À la lumière des résultats de cette revue systématique, nous croyons que le Québec devrait favoriser l’implantation de programmes basés sur les principes de l’approche « logement d’abord ». En effet, les personnes à qui s’adresse cette approche sont considérées comme les plus difficiles à loger, mais elles parviennent à demeurer dans un logement, et ce, même si leurs troubles mentaux et leur consommation de substances ne s’améliorent pas davantage que ceux des personnes qui n’y ont pas accès. Par contre, le logement leur offre la sécurité et leur permet de se concentrer sur des besoins autres que leurs besoins primaires. Ces programmes devraient, de plus, offrir des modalités diversifiées (divers types de logement ; équipes d’intervenants mobiles et fixes ; diverses intensités d’intervention) afin de répondre aux besoins d’un ensemble de personnes en situation d’itinérance. Les données ne nous permettent toutefois pas de déterminer, pour l’instant, les meilleures modalités et composantes à intégrer dans un tel programme (intensité des interventions, types de logement, types d’équipe d’intervenants, etc.), puisque trop peu d’auteurs se sont intéressés à ces comparaisons.

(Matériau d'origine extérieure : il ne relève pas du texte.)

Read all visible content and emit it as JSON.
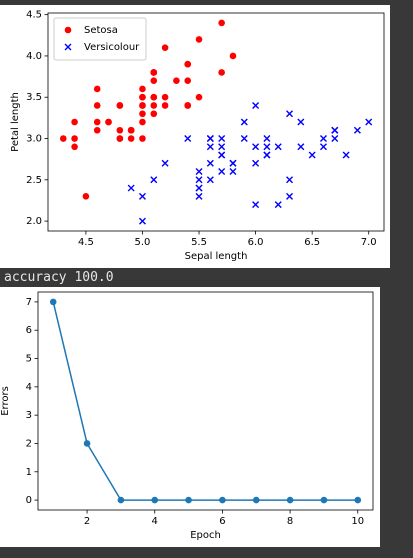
{
  "output_text": "accuracy 100.0",
  "chart_data": [
    {
      "type": "scatter",
      "xlabel": "Sepal length",
      "ylabel": "Petal length",
      "xlim": [
        4.165,
        7.135
      ],
      "ylim": [
        1.88,
        4.52
      ],
      "xticks": [
        4.5,
        {
          "value": 5.0,
          "label": "5.0"
        },
        5.5,
        {
          "value": 6.0,
          "label": "6.0"
        },
        6.5,
        {
          "value": 7.0,
          "label": "7.0"
        }
      ],
      "yticks": [
        {
          "value": 2.0,
          "label": "2.0"
        },
        2.5,
        {
          "value": 3.0,
          "label": "3.0"
        },
        3.5,
        {
          "value": 4.0,
          "label": "4.0"
        },
        4.5
      ],
      "legend": "upper left",
      "series": [
        {
          "name": "Setosa",
          "color": "#ff0000",
          "marker": "o",
          "x": [
            5.1,
            4.9,
            4.7,
            4.6,
            5.0,
            5.4,
            4.6,
            5.0,
            4.4,
            4.9,
            5.4,
            4.8,
            4.8,
            4.3,
            5.8,
            5.7,
            5.4,
            5.1,
            5.7,
            5.1,
            5.4,
            5.1,
            4.6,
            5.1,
            4.8,
            5.0,
            5.0,
            5.2,
            5.2,
            4.7,
            4.8,
            5.4,
            5.2,
            5.5,
            4.9,
            5.0,
            5.5,
            4.9,
            4.4,
            5.1,
            5.0,
            4.5,
            4.4,
            5.0,
            5.1,
            4.8,
            5.1,
            4.6,
            5.3,
            5.0
          ],
          "values": [
            3.5,
            3.0,
            3.2,
            3.1,
            3.6,
            3.9,
            3.4,
            3.4,
            2.9,
            3.1,
            3.7,
            3.4,
            3.0,
            3.0,
            4.0,
            4.4,
            3.9,
            3.5,
            3.8,
            3.8,
            3.4,
            3.7,
            3.6,
            3.3,
            3.4,
            3.0,
            3.4,
            3.5,
            3.4,
            3.2,
            3.1,
            3.4,
            4.1,
            4.2,
            3.1,
            3.2,
            3.5,
            3.1,
            3.0,
            3.4,
            3.5,
            2.3,
            3.2,
            3.5,
            3.8,
            3.0,
            3.8,
            3.2,
            3.7,
            3.3
          ]
        },
        {
          "name": "Versicolour",
          "color": "#0000ff",
          "marker": "x",
          "x": [
            7.0,
            6.4,
            6.9,
            5.5,
            6.5,
            5.7,
            6.3,
            4.9,
            6.6,
            5.2,
            5.0,
            5.9,
            6.0,
            6.1,
            5.6,
            6.7,
            5.6,
            5.8,
            6.2,
            5.6,
            5.9,
            6.1,
            6.3,
            6.1,
            6.4,
            6.6,
            6.8,
            6.7,
            6.0,
            5.7,
            5.5,
            5.5,
            5.8,
            6.0,
            5.4,
            6.0,
            6.7,
            6.3,
            5.6,
            5.5,
            5.5,
            6.1,
            5.8,
            5.0,
            5.6,
            5.7,
            5.7,
            6.2,
            5.1,
            5.7
          ],
          "values": [
            3.2,
            3.2,
            3.1,
            2.3,
            2.8,
            2.8,
            3.3,
            2.4,
            2.9,
            2.7,
            2.0,
            3.0,
            2.2,
            2.9,
            2.9,
            3.1,
            3.0,
            2.7,
            2.2,
            2.5,
            3.2,
            2.8,
            2.5,
            2.8,
            2.9,
            3.0,
            2.8,
            3.0,
            2.9,
            2.6,
            2.4,
            2.4,
            2.7,
            2.7,
            3.0,
            3.4,
            3.1,
            2.3,
            3.0,
            2.5,
            2.6,
            3.0,
            2.6,
            2.3,
            2.7,
            3.0,
            2.9,
            2.9,
            2.5,
            2.8
          ]
        }
      ]
    },
    {
      "type": "line",
      "xlabel": "Epoch",
      "ylabel": "Errors",
      "xlim": [
        0.55,
        10.45
      ],
      "ylim": [
        -0.35,
        7.35
      ],
      "xticks": [
        2,
        4,
        6,
        8,
        10
      ],
      "yticks": [
        0,
        1,
        2,
        3,
        4,
        5,
        6,
        7
      ],
      "series": [
        {
          "color": "#1f77b4",
          "marker": "o",
          "x": [
            1,
            2,
            3,
            4,
            5,
            6,
            7,
            8,
            9,
            10
          ],
          "values": [
            7,
            2,
            0,
            0,
            0,
            0,
            0,
            0,
            0,
            0
          ]
        }
      ]
    }
  ]
}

Enfin, les personnes venant des communautés autochtones seraient surreprésentées dans la population itinérante au Canada (Gaetz et al., 2013 ; Pauly et al., 2012). Les études retenues ici proviennent principalement des États-Unis, là où les personnes afro-américaines et les anciens combattants caractérisent la population itinérante. Pour ces raisons, les résultats de la présente revue systématique devraient être contextualisés pour le Québec afin que les réalités urbaines et rurales soient prises en considération et que les services soient mieux adaptés. De plus, au Québec, il serait nécessaire d’évaluer la possibilité d’implanter l’approche « logement d’abord » au sein de certains programmes de logements sociaux déjà existants.